Bio.MarkovModel module
A state-emitting MarkovModel.
Note terminology similar to Manning and Schutze is used.
Functions: train_bw Train a markov model using the Baum-Welch algorithm. train_visible Train a visible markov model using MLE. find_states Find the a state sequence that explains some observations.
load Load a MarkovModel. save Save a MarkovModel.
Classes: MarkovModel Holds the description of a markov model
- Bio.MarkovModel.itemindex(values)
Return a dictionary of values with their sequence offset as keys.
- class Bio.MarkovModel.MarkovModel(states, alphabet, p_initial=None, p_transition=None, p_emission=None)
Bases:
object
Create a state-emitting MarkovModel object.
- __init__(states, alphabet, p_initial=None, p_transition=None, p_emission=None)
Initialize the class.
- __str__()
Create a string representation of the MarkovModel object.
- Bio.MarkovModel.load(handle)
Parse a file handle into a MarkovModel object.
- Bio.MarkovModel.save(mm, handle)
Save MarkovModel object into handle.
- Bio.MarkovModel.train_bw(states, alphabet, training_data, pseudo_initial=None, pseudo_transition=None, pseudo_emission=None, update_fn=None)
Train a MarkovModel using the Baum-Welch algorithm.
Train a MarkovModel using the Baum-Welch algorithm. states is a list of strings that describe the names of each state. alphabet is a list of objects that indicate the allowed outputs. training_data is a list of observations. Each observation is a list of objects from the alphabet.
pseudo_initial, pseudo_transition, and pseudo_emission are optional parameters that you can use to assign pseudo-counts to different matrices. They should be matrices of the appropriate size that contain numbers to add to each parameter matrix, before normalization.
update_fn is an optional callback that takes parameters (iteration, log_likelihood). It is called once per iteration.
- Bio.MarkovModel.train_visible(states, alphabet, training_data, pseudo_initial=None, pseudo_transition=None, pseudo_emission=None)
Train a visible MarkovModel using maximum likelihoood estimates for each of the parameters.

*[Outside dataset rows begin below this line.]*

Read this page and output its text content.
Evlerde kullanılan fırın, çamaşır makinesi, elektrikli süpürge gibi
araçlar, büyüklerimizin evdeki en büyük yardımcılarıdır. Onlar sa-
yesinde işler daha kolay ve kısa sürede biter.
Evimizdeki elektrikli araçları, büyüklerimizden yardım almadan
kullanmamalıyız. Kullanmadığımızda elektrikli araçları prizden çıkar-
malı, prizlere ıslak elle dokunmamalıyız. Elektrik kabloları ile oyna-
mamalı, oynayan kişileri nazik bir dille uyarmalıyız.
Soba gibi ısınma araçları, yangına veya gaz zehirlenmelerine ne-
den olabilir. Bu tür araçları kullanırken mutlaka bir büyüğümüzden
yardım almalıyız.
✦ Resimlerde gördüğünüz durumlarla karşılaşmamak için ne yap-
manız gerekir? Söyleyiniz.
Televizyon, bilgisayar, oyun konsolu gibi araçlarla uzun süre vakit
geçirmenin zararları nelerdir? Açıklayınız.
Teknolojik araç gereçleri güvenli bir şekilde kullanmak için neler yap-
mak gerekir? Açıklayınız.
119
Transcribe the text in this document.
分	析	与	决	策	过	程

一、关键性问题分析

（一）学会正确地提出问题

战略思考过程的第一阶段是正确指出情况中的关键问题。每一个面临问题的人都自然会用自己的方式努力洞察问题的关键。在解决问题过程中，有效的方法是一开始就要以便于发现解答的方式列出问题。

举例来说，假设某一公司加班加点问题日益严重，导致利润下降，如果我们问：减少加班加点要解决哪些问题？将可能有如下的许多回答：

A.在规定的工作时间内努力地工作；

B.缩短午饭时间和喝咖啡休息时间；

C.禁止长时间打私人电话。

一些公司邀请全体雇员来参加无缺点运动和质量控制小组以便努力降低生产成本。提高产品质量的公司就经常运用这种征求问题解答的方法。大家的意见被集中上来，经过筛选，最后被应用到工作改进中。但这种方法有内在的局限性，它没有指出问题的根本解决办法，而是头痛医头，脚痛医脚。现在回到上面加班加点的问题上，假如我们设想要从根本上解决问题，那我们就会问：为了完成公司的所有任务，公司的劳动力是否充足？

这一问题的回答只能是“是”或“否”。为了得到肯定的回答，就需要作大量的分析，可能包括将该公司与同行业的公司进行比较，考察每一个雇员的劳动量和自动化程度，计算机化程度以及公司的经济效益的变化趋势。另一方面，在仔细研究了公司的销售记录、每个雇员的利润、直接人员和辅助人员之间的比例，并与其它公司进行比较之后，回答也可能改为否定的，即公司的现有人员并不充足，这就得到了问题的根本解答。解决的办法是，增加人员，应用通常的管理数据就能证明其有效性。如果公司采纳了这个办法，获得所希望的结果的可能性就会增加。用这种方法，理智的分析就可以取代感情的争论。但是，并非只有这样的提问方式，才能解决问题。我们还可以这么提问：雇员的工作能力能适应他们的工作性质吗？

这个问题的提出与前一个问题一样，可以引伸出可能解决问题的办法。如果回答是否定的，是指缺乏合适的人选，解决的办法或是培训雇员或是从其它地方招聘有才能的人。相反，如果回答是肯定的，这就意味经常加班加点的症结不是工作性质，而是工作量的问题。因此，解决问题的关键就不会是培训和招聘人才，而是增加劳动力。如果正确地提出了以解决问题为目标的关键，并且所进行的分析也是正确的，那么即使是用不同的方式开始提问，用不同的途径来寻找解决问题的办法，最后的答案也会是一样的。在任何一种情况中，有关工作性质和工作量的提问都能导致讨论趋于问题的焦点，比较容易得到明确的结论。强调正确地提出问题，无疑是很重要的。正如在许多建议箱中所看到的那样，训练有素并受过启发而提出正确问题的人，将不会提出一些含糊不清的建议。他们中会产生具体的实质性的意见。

Train a visible MarkovModel using maximum likelihoood estimates for each of the parameters. states is a list of strings that describe the names of each state. alphabet is a list of objects that indicate the allowed outputs. training_data is a list of (outputs, observed states) where outputs is a list of the emission from the alphabet, and observed states is a list of states from states.
pseudo_initial, pseudo_transition, and pseudo_emission are optional parameters that you can use to assign pseudo-counts to different matrices. They should be matrices of the appropriate size that contain numbers to add to each parameter matrix.
- Bio.MarkovModel.find_states(markov_model, output)
Find states in the given Markov model output.
Returns a list of (states, score) tuples.